Progetto di fusione

Bolzano Vicentino, Quinto Vicentino e Bressanvido ragionano sull’idea di fondersi in un unico Comune

Dopo Castagnero-Nanto, avviato lo studio di fattibilità nell’est vicentino, previsti contributi statali e regionali e referendum tra i cittadini

Bolzano Vicentino, Quinto Vicentino e Bressanvido ragionano sull’idea di fondersi in un unico Comune

Un nuovo Comune da oltre 15mila abitanti nell’est della provincia di Vicenza. È l’ipotesi al centro del percorso avviato dai sindaci di Bolzano Vicentino, Quinto Vicentino e Bressanvido, che hanno dato il via allo studio di fattibilità per una possibile fusione.

Fusione tra Bolzano Vicentino, Quinto Vicentino e Bressanvido

I tre enti, collocati nella parte orientale del Vicentino, hanno avviato un percorso condiviso per valutare la creazione di un unico Comune, ritenendo di appartenere a un territorio omogeneo per caratteristiche sociali, economiche e demografiche.

L’obiettivo è verificare vantaggi organizzativi e finanziari derivanti dall’accorpamento amministrativo.

Secondo le stime illustrate dai primi cittadini, la fusione consentirebbe di accedere a oltre 22 milioni di euro di contributi statali nel lungo periodo. A questi si aggiungerebbero circa 630mila euro di fondi regionali per i primi tre anni e un contributo una tantum destinato alla riorganizzazione dei servizi.

Le risorse sarebbero finalizzate al potenziamento delle strutture e all’ottimizzazione delle funzioni amministrative.

Avviato lo studio di fattibilità

È stato formalmente avviato lo studio di fattibilità, nel rispetto della normativa nazionale e regionale. L’iter prevede:

  • approvazione del progetto nei tre Consigli comunali;
  • valutazione tecnica da parte della Regione Veneto;
  • referendum consultivo tra i cittadini dei territori coinvolti.

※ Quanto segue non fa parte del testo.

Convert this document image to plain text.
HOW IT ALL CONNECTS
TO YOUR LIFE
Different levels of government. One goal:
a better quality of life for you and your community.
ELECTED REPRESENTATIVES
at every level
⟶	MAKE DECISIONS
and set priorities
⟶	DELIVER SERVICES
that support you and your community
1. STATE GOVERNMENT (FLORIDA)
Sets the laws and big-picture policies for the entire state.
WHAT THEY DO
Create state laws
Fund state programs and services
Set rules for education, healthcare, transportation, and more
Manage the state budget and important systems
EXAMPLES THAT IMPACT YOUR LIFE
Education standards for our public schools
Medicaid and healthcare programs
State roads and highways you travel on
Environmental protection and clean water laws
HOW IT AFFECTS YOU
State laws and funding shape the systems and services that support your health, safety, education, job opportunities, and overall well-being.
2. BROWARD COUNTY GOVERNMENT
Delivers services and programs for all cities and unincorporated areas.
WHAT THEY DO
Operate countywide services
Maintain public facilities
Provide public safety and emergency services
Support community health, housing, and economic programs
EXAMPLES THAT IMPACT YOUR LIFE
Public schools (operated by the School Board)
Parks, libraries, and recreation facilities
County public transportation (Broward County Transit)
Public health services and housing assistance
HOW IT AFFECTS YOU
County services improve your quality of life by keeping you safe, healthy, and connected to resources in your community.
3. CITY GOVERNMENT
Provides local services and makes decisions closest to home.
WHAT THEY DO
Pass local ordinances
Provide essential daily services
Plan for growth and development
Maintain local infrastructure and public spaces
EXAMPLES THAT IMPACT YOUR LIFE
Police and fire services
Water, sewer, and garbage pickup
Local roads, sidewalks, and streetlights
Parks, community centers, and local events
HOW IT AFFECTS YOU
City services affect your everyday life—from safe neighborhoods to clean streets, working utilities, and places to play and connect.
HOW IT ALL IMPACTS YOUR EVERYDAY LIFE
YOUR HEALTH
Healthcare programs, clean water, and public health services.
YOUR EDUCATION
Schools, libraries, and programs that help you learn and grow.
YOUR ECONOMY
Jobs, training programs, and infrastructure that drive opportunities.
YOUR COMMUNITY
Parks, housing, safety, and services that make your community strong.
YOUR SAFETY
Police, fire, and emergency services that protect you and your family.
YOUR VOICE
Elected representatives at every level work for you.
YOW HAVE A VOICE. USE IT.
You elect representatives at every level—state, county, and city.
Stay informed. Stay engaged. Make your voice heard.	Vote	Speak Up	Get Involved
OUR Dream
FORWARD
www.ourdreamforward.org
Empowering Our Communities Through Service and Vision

Solo in caso di esito favorevole del voto popolare si potrà procedere con la legge regionale di fusione e con l’elezione degli organi del nuovo ente.

Il percorso nell’est vicentino segue quello recentemente concluso da Nanto e Castagnero, a conferma di una crescente propensione all’accorpamento amministrativo in provincia di Vicenza.